Disordered eating comes from a complex interplay between our lifestyle choices, our history and, most importantly, our individual biochemistry.

We can change how we eat and better understand emotional issues that may coexist with an eating problem. Most importantly, we can use science to find our way off the roller coaster. As the problem of disordered eating is fundamentally biological, so is the solution.

If your life involves a pattern of bingeing, shame, and restricted eating, this book will foster hope. You will learn the basic biochemistry behind food addiction and how your brain is caught in a cycle of pleasure and need. Then you can unleash the power of science to change your relationship with food.

My approach does not suggest that there is ONE answer to binge eating. Instead, mine is a comprehensive approach that evolves from the field of integrative medicine.

It is dysregulation in the brain that causes the appetite to run wild. Consequently, the New Hope model is designed to restore brain health. A return to brain health invites the realization of mental and emotional freedom as well as physical balance and well-being, ending a frantic and tortured roller-coaster ride.

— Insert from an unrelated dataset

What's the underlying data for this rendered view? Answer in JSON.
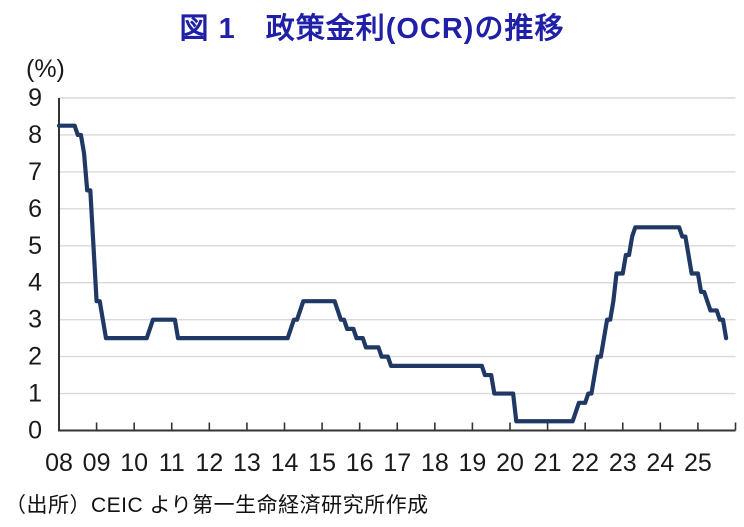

Recognizing that cravings for food come from deep within our biochemistry and outside our conscious control should lead us to see disordered eating through a different lens. And just as we have misdiagnosed the problem of binge eating and overeating in the past, we have until now missed finding effective, permanent solutions.

But things have changed, and you can change, too. 

We now have a much more accurate understanding of the complicated, neurochemical process of appetite. We now know that food cravings are the manifestations of a genetically-based biochemical disorder that skews the body’s natural signals of hunger and satiety (fullness).

Over many years, I have treated thousands of patients suffering from appetite disturbances. I have developed a science-based approach to binge eating. This is an integrative approach founded on the insights from current medical research combined with natural strategies.

Because appetite disorders are caused by a combination of many factors, an integrative approach provides the best — and most lasting — solution.

The definition of hope is belief in things you cannot yet see, so I am asking you now to take hope based on my experience. As a psychiatrist in practice for more than twenty years, I have witnessed thousands of patients regain a normal relationship with food and appetite. It can happen to you, too. You can and will get off the roller coaster with the right approach.